Śledztwo, wszczęte 10 października, prowadzone jest w kierunku narażenia dziecka na bezpośrednie niebezpieczeństwo utraty życia i zdrowia. Zawiadomienie w tej sprawie złożył powiatowy inspektor sanitarny w Żninie.
Przytył 30 kg w trzy miesiące.

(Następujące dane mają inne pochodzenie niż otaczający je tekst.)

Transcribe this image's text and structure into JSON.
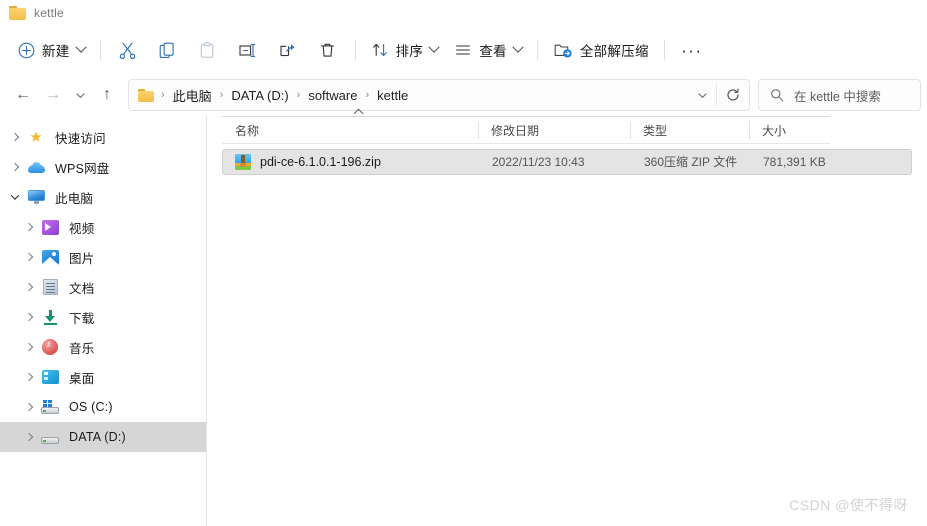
{
  "window": {
    "title": "kettle",
    "folder_icon": "folder-icon"
  },
  "toolbar": {
    "new_label": "新建",
    "new_icon": "plus-circle-icon",
    "cut_icon": "scissors-icon",
    "copy_icon": "copy-icon",
    "paste_icon": "paste-icon",
    "rename_icon": "rename-icon",
    "share_icon": "share-icon",
    "delete_icon": "trash-icon",
    "sort_label": "排序",
    "sort_icon": "sort-arrows-icon",
    "view_label": "查看",
    "view_icon": "list-lines-icon",
    "extract_label": "全部解压缩",
    "extract_icon": "extract-folder-icon",
    "more_label": "···",
    "more_icon": "ellipsis-icon"
  },
  "address": {
    "back_icon": "arrow-left-icon",
    "forward_icon": "arrow-right-icon",
    "recent_icon": "chevron-down-icon",
    "up_icon": "arrow-up-icon",
    "folder_icon": "folder-icon",
    "separator": "›",
    "breadcrumbs": [
      {
        "label": "此电脑"
      },
      {
        "label": "DATA (D:)"
      },
      {
        "label": "software"
      },
      {
        "label": "kettle"
      }
    ],
    "dropdown_icon": "chevron-down-icon",
    "refresh_icon": "refresh-icon"
  },
  "search": {
    "icon": "search-icon",
    "placeholder": "在 kettle 中搜索"
  },
  "sidebar": {
    "items": [
      {
        "label": "快速访问",
        "icon": "star-icon",
        "expanded": false,
        "indent": false,
        "selected": false
      },
      {
        "label": "WPS网盘",
        "icon": "cloud-icon",
        "expanded": false,
        "indent": false,
        "selected": false
      },
      {
        "label": "此电脑",
        "icon": "monitor-icon",
        "expanded": true,
        "indent": false,
        "selected": false
      },
      {
        "label": "视频",
        "icon": "video-icon",
        "expanded": false,
        "indent": true,
        "selected": false
      },
      {
        "label": "图片",
        "icon": "picture-icon",
        "expanded": false,
        "indent": true,
        "selected": false
      },
      {
        "label": "文档",
        "icon": "document-icon",
        "expanded": false,
        "indent": true,
        "selected": false
      },
      {
        "label": "下载",
        "icon": "download-icon",
        "expanded": false,
        "indent": true,
        "selected": false
      },
      {
        "label": "音乐",
        "icon": "music-icon",
        "expanded": false,
        "indent": true,
        "selected": false
      },
      {
        "label": "桌面",
        "icon": "desktop-icon",
        "expanded": false,
        "indent": true,
        "selected": false
      },
      {
        "label": "OS (C:)",
        "icon": "drive-windows-icon",
        "expanded": false,
        "indent": true,
        "selected": false
      },
      {
        "label": "DATA (D:)",
        "icon": "drive-icon",
        "expanded": false,
        "indent": true,
        "selected": true
      }
    ]
  },
  "filelist": {
    "columns": [
      {
        "key": "name",
        "label": "名称",
        "sorted": "asc"
      },
      {
        "key": "date",
        "label": "修改日期",
        "sorted": ""
      },
      {
        "key": "type",
        "label": "类型",
        "sorted": ""
      },
      {
        "key": "size",
        "label": "大小",
        "sorted": ""
      }
    ],
    "rows": [
      {
        "name": "pdi-ce-6.1.0.1-196.zip",
        "date": "2022/11/23 10:43",
        "type": "360压缩 ZIP 文件",
        "size": "781,391 KB",
        "icon": "zip-archive-icon",
        "selected": true
      }
    ]
  },
  "watermark": {
    "text": "CSDN @使不得呀"
  },
  "colors": {
    "accent": "#0078d4",
    "folder_yellow": "#f4c049",
    "selection_bg": "#e4e4e4",
    "sidebar_selection_bg": "#d6d6d6",
    "text_primary": "#1b1b1b",
    "text_secondary": "#555555"
  }
}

Zdecydował się na metamorfozę
Podczas czynności zabezpieczono dokumentację medyczną oraz zapasy szczepionek w przychodni. – Wśród nich były również dawki przeterminowane – potwierdziła prokurator Adamska-Okońska. Śledczy sprawdzają, czy to właśnie taka szczepionka została podana półrocznemu pacjentowi.
Na ostateczne ustalenia trzeba poczekać do czasu wyników sekcji zwłok. – Na razie nie możemy jednoznacznie określić, co wywołało niepożądany odczyn poszczepienny – podkreśliła rzecznik prokuratury.
Sprawa budzi ogromne emocje, a opinia publiczna czeka na wyjaśnienia dotyczące procedur w placówce i odpowiedzi na pytanie, czy tragedii można było zapobiec.